Condotto su iniziativa del Observatório Nacional da Dinâmica da Água e do Carbono no Bioma Caatinga di Recife, il progetto di ricerca ha interessato alcune aree situate in tre municipalità della regione semiarida del Pernambuco: Araripina, Sertânia e São Bento do Una. Gli scienziati hanno prelevato campioni di suolo e vegetazione per valutare l’impatto del degrado. E soprattutto i primi segni di ripresa dopo l’interruzione dei pascoli. Ottenendo, per così dire, risultati “deludenti”.
“Nessuna differenza significativa dopo lo stop”
“Abbiamo messo a confronto foreste dense intatte, aree soggette a pascolo intensivo a lungo termine (oltre 30 anni) e foreste giovani (tre anni) recintate lungo un transetto longitudinale nel bioma del Caatinga”, spiegano gli autori. “Sui campioni di suolo prelevati a una profondità di non oltre 20 centimetri sono stati analizzati tredici indicatori fisici, chimici e biologici per una valutazione strutturata della salute del terreno, calcolando punteggi indicizzati in base alle funzioni stesse di quest’ultimo”. In generale, rilevano, la conversione della foresta in zona di pascolo degradato ha comportato una perdita di 14,7 tonnellate di carbonio per ettaro.
Questa stessa transizione, inoltre, ha prodotto un declino del 18% a livello regionale dell’indice di salute del suolo elaborato dagli stessi ricercatori.
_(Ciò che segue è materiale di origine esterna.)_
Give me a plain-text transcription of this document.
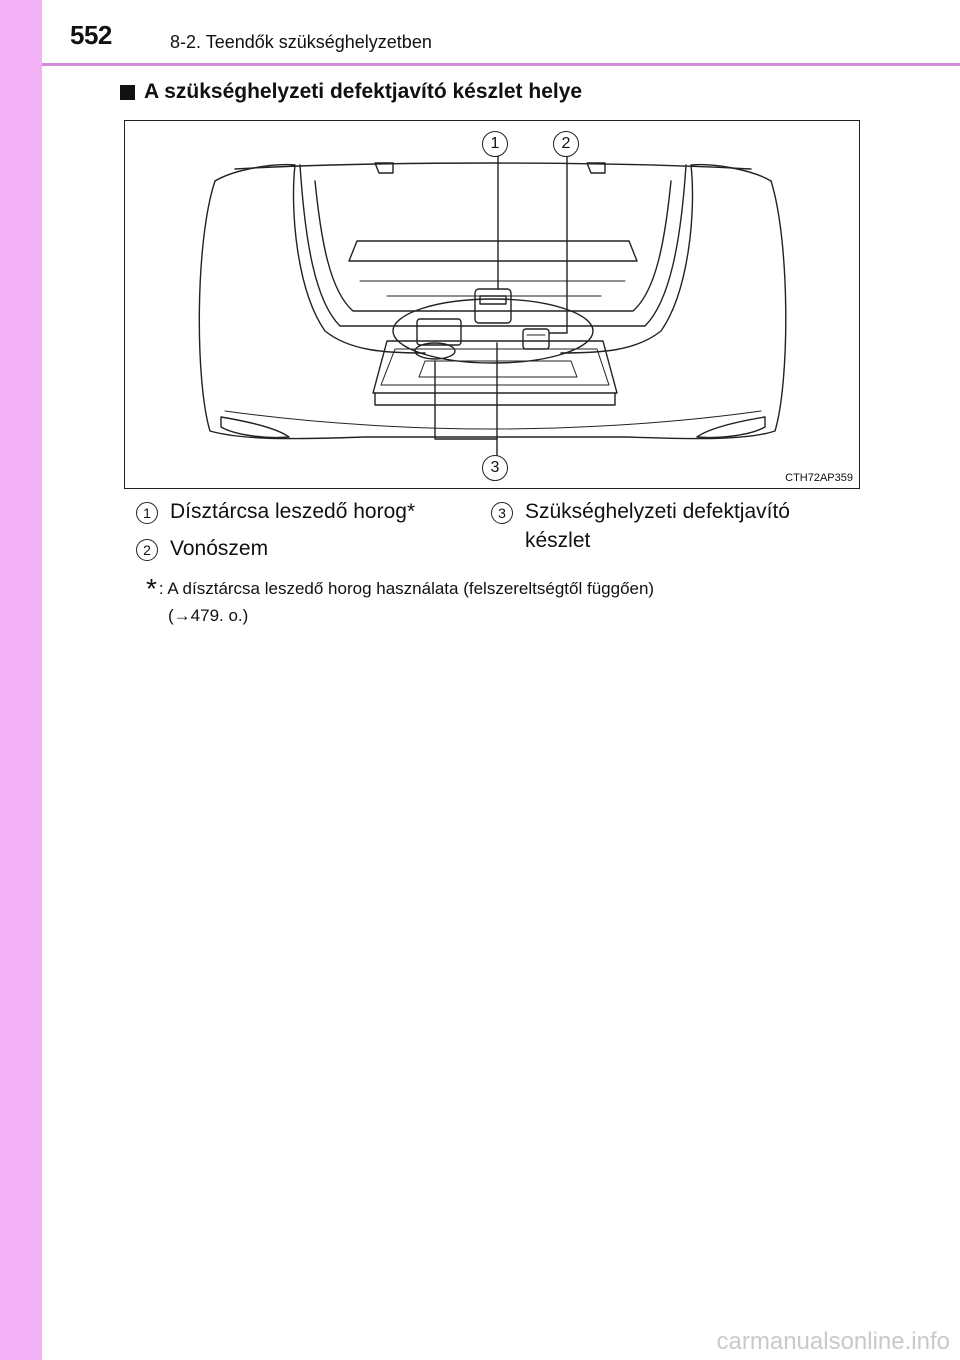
552	8-2. Teendők szükséghelyzetben
A szükséghelyzeti defektjavító készlet helye
1	2
3
CTH72AP359
1 Dísztárcsa leszedő horog*
2 Vonószem
3 Szükséghelyzeti defektjavító
készlet
* : A dísztárcsa leszedő horog használata (felszereltségtől függően)
(→479. o.)
carmanualsonline.info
Per gli indicatori biologici, come il carbonio della biomassa microbica ad esempio, l’impatto della conversione della foresta è stato ancora più evidente riducendo i loro valori di oltre il 45%. Ma il vero problema è un altro: dopo lo stop imposto al pascolo, spiegano infatti gli scienziati, “tra i pascoli e le foreste aperte non sono state riscontrate differenze significative nelle funzioni o nella salute del suolo”.
L’importanza delle pratiche di rigenerazione
Alla luce di questi risultati, “è emerso chiaramente come il pascolo eccessivo causi un grave degrado della salute del terreno nel Caatinga e come la semplice esclusione degli animali non sia sufficiente a ripristinarne le funzioni a distanza di pochi anni dall’isolamento dell’area”, ha spiegato Wanderlei Bieluczyk, ricercatore dell’Università di São Paulo in un articolo diffuso dall’Agenzia FAPESP, la Fondazione statale per la Ricerca con sede nella stessa città.
Per questo, aggiunge, “il recupero delle aree degradate da una gestione inadeguata delle mandrie, soprattutto a causa della loro pressione, è un processo impegnativo che richiede probabilmente ulteriori strategie”.
Queste in particolare includono il sovescio, una pratica che si basa sulla semina o l’impianto di specie vegetali che, una volta tagliate, possono essere incorporate nel suolo migliorandone la struttura e la fertilità. Utile, spiegano i ricercatori, anche l’impiego di alberi a crescita rapida, in grado cioè di formare una densa chioma in un breve periodo di tempo. In questo modo, le piante proteggono il suolo dall’eccesso di luce creando un ambiente ideale sotto la chioma che favorisce lo sviluppo di specie rigenerative a beneficio del terreno.